La cortada de las bicicletas cantoras (inédito) La cortada era una calle arbolada que nacía a unas cuadras de la avenida y terminaba en un paredón pintado de azul.
Del otro lado, se encontraban las vías que vibraban nerviosas ante el andar apurado de los trenes. En la cortada, había una docena de casas y una bicicletería. Allí,
don Victorio fabricaba unas bicicletas muy especiales, que durante mucho tiempo habían sido muy famosas… Eran las bicicletas cantoras que, con sus voces de
bocinas, silbaban tangos, entonaban canciones de rock e improvisaban cumbias pegadizas.
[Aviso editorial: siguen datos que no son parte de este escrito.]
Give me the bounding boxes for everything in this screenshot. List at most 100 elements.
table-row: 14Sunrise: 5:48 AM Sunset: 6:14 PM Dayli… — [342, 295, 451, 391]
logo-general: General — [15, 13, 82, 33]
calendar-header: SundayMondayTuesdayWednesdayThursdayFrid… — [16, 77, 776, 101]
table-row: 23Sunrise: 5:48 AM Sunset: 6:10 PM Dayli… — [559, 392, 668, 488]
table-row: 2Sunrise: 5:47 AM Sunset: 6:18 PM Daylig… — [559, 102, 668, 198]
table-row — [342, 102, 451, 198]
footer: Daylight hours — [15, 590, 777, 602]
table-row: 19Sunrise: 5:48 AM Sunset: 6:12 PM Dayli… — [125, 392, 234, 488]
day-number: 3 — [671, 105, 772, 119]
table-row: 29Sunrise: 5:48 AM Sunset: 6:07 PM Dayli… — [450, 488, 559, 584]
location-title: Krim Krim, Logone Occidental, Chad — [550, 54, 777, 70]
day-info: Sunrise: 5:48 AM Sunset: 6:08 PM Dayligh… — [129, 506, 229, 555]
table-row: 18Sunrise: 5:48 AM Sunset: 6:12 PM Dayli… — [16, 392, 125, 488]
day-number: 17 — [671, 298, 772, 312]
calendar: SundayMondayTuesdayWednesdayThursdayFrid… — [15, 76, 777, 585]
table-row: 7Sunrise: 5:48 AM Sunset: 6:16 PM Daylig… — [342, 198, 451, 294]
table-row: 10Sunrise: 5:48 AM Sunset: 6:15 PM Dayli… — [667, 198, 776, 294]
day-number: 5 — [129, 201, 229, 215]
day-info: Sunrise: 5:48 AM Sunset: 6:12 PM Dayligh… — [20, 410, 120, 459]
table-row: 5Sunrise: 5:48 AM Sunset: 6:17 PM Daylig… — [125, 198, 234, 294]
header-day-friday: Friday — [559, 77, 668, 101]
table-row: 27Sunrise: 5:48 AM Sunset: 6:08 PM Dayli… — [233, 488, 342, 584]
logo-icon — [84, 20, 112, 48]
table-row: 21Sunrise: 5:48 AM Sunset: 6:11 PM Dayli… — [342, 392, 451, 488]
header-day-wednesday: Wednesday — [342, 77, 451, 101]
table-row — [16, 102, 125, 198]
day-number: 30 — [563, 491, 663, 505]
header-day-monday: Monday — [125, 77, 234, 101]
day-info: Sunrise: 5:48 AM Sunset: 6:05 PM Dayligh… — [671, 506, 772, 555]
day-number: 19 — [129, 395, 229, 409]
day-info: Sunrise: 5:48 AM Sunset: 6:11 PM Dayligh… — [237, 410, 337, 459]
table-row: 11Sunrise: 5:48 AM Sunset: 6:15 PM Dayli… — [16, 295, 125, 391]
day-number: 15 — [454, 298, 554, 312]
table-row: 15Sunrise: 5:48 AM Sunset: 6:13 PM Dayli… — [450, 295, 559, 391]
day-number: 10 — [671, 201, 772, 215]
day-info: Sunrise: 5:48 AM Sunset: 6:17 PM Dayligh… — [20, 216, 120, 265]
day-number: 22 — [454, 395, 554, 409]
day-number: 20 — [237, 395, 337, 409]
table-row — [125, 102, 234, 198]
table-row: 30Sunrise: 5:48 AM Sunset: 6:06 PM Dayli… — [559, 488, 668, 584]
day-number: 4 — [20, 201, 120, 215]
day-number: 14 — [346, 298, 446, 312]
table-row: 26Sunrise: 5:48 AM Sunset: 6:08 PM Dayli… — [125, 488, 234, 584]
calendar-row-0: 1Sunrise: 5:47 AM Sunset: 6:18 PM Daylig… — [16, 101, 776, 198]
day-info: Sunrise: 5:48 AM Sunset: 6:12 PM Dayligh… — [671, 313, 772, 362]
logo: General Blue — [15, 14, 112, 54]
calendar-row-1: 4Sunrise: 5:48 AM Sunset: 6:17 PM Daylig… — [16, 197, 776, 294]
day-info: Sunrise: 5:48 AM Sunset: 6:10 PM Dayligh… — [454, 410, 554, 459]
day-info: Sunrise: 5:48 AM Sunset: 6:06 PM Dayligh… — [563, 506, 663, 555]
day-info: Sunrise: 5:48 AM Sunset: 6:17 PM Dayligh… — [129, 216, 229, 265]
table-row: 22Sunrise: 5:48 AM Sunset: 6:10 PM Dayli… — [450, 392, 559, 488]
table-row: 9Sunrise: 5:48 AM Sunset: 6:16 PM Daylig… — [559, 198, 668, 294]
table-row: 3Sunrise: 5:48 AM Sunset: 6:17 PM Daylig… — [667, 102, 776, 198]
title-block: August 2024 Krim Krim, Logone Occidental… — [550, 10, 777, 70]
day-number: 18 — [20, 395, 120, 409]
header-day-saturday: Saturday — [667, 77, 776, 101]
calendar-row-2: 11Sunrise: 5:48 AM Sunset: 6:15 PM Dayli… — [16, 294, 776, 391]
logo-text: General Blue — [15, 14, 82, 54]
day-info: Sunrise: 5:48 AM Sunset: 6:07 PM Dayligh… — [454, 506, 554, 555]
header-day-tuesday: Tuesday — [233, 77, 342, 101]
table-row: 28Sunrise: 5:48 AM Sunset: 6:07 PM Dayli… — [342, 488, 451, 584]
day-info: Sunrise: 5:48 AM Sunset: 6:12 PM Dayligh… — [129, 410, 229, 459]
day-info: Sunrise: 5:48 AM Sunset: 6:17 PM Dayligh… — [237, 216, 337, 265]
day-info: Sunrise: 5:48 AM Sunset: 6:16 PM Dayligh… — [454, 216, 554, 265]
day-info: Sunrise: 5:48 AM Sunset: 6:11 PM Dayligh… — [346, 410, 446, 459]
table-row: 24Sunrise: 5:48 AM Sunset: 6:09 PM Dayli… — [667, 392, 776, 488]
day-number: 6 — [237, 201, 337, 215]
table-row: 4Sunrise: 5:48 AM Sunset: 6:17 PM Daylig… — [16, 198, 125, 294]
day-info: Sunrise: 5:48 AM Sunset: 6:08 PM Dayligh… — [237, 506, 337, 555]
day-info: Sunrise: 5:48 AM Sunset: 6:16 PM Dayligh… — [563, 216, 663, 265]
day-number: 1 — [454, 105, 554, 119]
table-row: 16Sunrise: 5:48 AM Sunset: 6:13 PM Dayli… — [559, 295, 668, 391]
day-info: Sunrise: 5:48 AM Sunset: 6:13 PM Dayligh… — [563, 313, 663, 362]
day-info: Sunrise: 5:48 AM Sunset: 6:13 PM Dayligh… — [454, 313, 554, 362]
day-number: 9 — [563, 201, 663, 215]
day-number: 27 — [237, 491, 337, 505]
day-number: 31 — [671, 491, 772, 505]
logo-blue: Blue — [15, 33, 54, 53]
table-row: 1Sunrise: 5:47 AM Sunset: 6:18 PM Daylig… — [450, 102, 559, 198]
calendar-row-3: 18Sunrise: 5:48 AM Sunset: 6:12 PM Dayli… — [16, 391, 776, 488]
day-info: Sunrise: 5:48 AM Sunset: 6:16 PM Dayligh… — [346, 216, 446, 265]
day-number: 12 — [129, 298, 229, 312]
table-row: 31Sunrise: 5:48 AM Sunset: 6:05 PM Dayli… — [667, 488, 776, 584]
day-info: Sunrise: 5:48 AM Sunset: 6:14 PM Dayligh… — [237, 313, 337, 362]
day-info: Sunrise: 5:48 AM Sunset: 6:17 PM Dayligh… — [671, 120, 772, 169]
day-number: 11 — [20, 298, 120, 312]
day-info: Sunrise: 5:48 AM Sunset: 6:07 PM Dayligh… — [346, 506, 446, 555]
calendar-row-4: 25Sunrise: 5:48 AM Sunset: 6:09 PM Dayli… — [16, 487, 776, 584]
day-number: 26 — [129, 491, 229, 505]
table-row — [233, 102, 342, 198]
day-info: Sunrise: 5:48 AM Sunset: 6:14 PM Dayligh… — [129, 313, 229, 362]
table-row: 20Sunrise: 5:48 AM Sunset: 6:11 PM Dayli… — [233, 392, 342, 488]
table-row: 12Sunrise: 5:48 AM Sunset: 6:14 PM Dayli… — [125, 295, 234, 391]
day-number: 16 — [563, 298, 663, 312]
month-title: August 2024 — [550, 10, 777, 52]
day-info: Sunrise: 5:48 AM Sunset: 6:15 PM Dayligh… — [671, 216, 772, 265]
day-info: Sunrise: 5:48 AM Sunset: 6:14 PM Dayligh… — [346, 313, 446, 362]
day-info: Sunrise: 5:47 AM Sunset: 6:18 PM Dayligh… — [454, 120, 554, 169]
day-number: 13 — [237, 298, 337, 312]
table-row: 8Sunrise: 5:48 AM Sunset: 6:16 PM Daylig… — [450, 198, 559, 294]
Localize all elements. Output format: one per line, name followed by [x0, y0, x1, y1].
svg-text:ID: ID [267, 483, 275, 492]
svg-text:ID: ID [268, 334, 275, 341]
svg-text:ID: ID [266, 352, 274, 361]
Sin embargo, ya casi nadie les prestaba atención y muy poca gente
visitaba el negocio. Solo los vecinos de la cortada entraban de vez en cuando a escuchar los conciertos de bocinas. Para el resto de la gente, la ciudad terminaba en
la avenida, donde había de todo: edificios, oficinas y hasta un centro comercial con una juguetería que vendía bicicletas ultramodernas con veinte velocidades y
ruedas todo terreno, pero que no sabían cantar. Así, el negocio de don Victorio se convirtió en un pedacito olvidado de la ciudad, en donde algo raro comenzó a
suceder. Fueron los chicos de la cortada los primeros en darse cuenta. Un sábado de noviembre, mientras jugaban en la vereda de la bicicletería, notaron el
problema: –¡Es terrible! –exclamó Maite señalando las bicicletas: la suya, las de sus amigos y las que estaban amontonadas en el negocio–. Las bicis están mudas, ya
no cantan... –Sí, es cierto, están tan tristes como don Victorio… –dijo Martín que, a través de la vidriera, divisaba al solitario bicicletero detrás del mostrador. –¡Esto
no puede ser! –gritó Lihuén–. ¡Don Victorio tiene que volver a hacer bicicletas tan entonadas y alegres como lo eran las nuestras! Sin perder tiempo, los chicos
idearon un plan y, esa misma tarde, fueron a la casa del abuelo de Lihuén, el señor Vialuna, que había trabajado muchos años en la Municipalidad y era el único que
podía ayudarlos. Enseguida, los chicos le contaron su plan. –Buena idea –les respondió el abuelo–. Yo aún tengo mi caja… Tengo la famosa caja de señales de
Vialuna. Espérenme –agregó mientras entraba en su casa. Luego de un rato, apareció con una caja misteriosa. Y montados en sus bicicletas enmudecidas, el señor
Vialuna y los chicos se propusieron cumplir el plan. Les costó llevarlo a cabo, pero, afortunadamente, al otro día la ciudad se despertó diferente… En la esquina de la
avenida había un cartel que indicaba “gire a la izquierda”, en la cuadra siguiente otra señal mostraba “dirección obligatoria” y en el inicio de la cortada, sobre uno
de los árboles, se veía un cartel reluciente que marcaba “circulación exclusiva de bicicletas”. Ese domingo, muchas personas, en auto, en camioneta, en moto o a
pie, siguieron los carteles: giraron a la izquierda, avanzaron derecho y luego descubrieron una cortada de veredas arboladas, con una docena de casas, una
bicicletería, un viejito y un grupo de niños ciclistas. Poco a poco, el negocio de don Victorio volvió a ser visitado por la gente de toda la ciudad. Y, así, el bicicletero
recuperó la alegría, y las bicicletas, sus voces entonadas. Desde entonces, los vecinos de todos los barrios se reúnen cada domingo en las veredas arboladas de la
cortada para escuchar los conciertos de las bicicletas cantoras.